The specified behaviour of SYSENTER zeroing SSP like SYSCALL means that full IST protection is required when running userspace, despite the fact this was previously not necessary as SYSENTER does establish a Ring0 regular stack properly.

This forces OSes to use IST for NMI/etc (and gain the associated reentrancy problems) even if they'd previously chosen to avoid SYSCALL to avoid the need for NMI to be an IST vector.

# **5 Closing remarks**

During this exercise, one area of Xen was found which was genuinely using return oriented programming. It has been updated to use more normal call mechanics.

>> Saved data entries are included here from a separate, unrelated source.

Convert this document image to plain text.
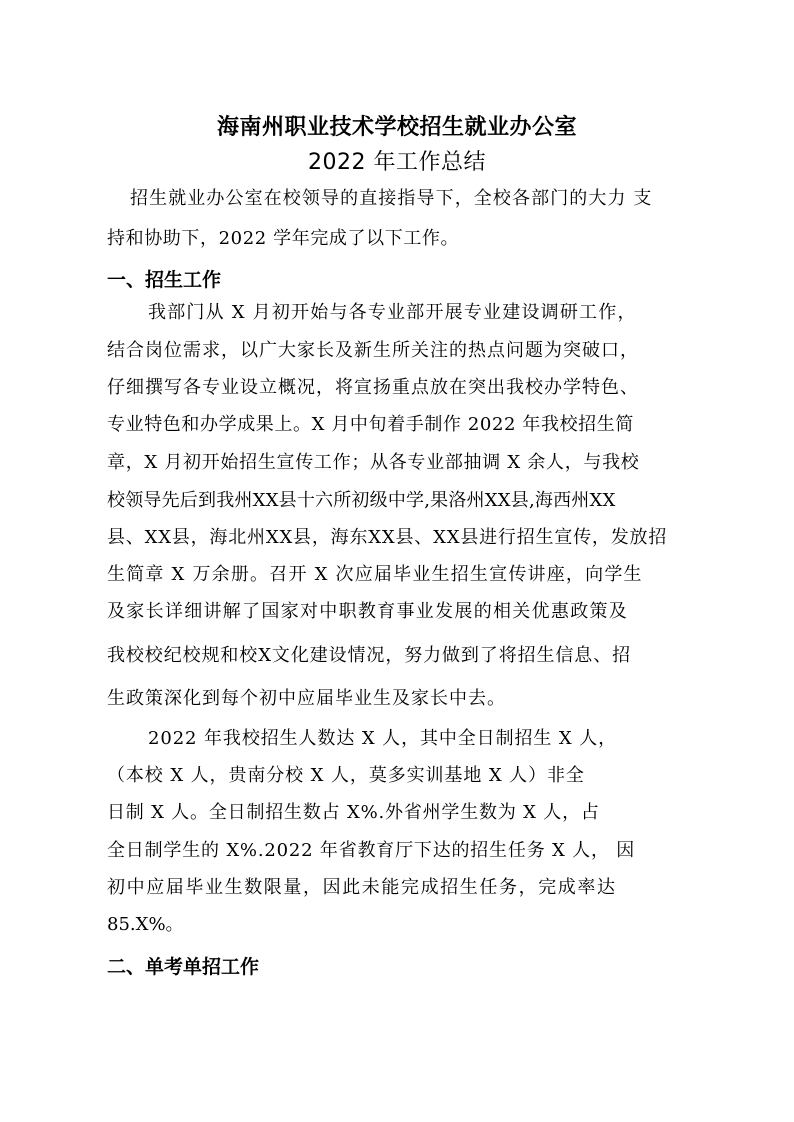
海南州职业技术学校招生就业办公室
2022 年工作总结
招生就业办公室在校领导的直接指导下，全校各部门的大力 支
持和协助下，2022 学年完成了以下工作。
一、招生工作
我部门从 X 月初开始与各专业部开展专业建设调研工作，
结合岗位需求，以广大家长及新生所关注的热点问题为突破口，
仔细撰写各专业设立概况，将宣扬重点放在突出我校办学特色、
专业特色和办学成果上。X 月中旬着手制作 2022 年我校招生简
章，X 月初开始招生宣传工作；从各专业部抽调 X 余人，与我校
校领导先后到我州XX县十六所初级中学,果洛州XX县,海西州XX
县、XX县，海北州XX县，海东XX县、XX县进行招生宣传，发放招
生简章 X 万余册。召开 X 次应届毕业生招生宣传讲座，向学生
及家长详细讲解了国家对中职教育事业发展的相关优惠政策及
我校校纪校规和校X文化建设情况，努力做到了将招生信息、招
生政策深化到每个初中应届毕业生及家长中去。
2022 年我校招生人数达 X 人，其中全日制招生 X 人，
（本校 X 人，贵南分校 X 人，莫多实训基地 X 人）非全
日制 X 人。全日制招生数占 X%.外省州学生数为 X 人，占
全日制学生的 X%.2022 年省教育厅下达的招生任务 X 人， 因
初中应届毕业生数限量，因此未能完成招生任务，完成率达
85.X%。
二、单考单招工作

The use WRSS has been necessary in several positions to keep existing mechanism functioning correctly. It was hoped to leave MSR\_S\_CET.WRSS\_EN clear unilaterally, but this is not possible. For simplicity, the current implementation has WRSS\_EN set unconditionally. However, all the uses are in slowpaths, so the overhead of modifying MSR\_S\_CET isn't necessarily a concern - the bigger concern is over the NMI safety of the sequences. More thought is required to see if the WRSS\_EN regions can be reduces to an absolute minimum.

The behaviour of binutils isn't terribly helpful. Unlike most instructions, gas doesn't accept INCSSP, RDSSP, WRSS and WRUSS without a mandatory D or Q suffix. First of all, D is not correct in AT&T syntax (L is the appropriate suffix used consistently elsewhere), and none of the instructions are ambiguous, given a register operand. The lack of suffix-less instructions makes creating 32 and 64bit-compatible code harder.

Overall, it took a couple of days to get working. This is largely down to Xen's particularly simple stack layout compared to some kernels. Work is ongoing to clean the series up for submission upstream.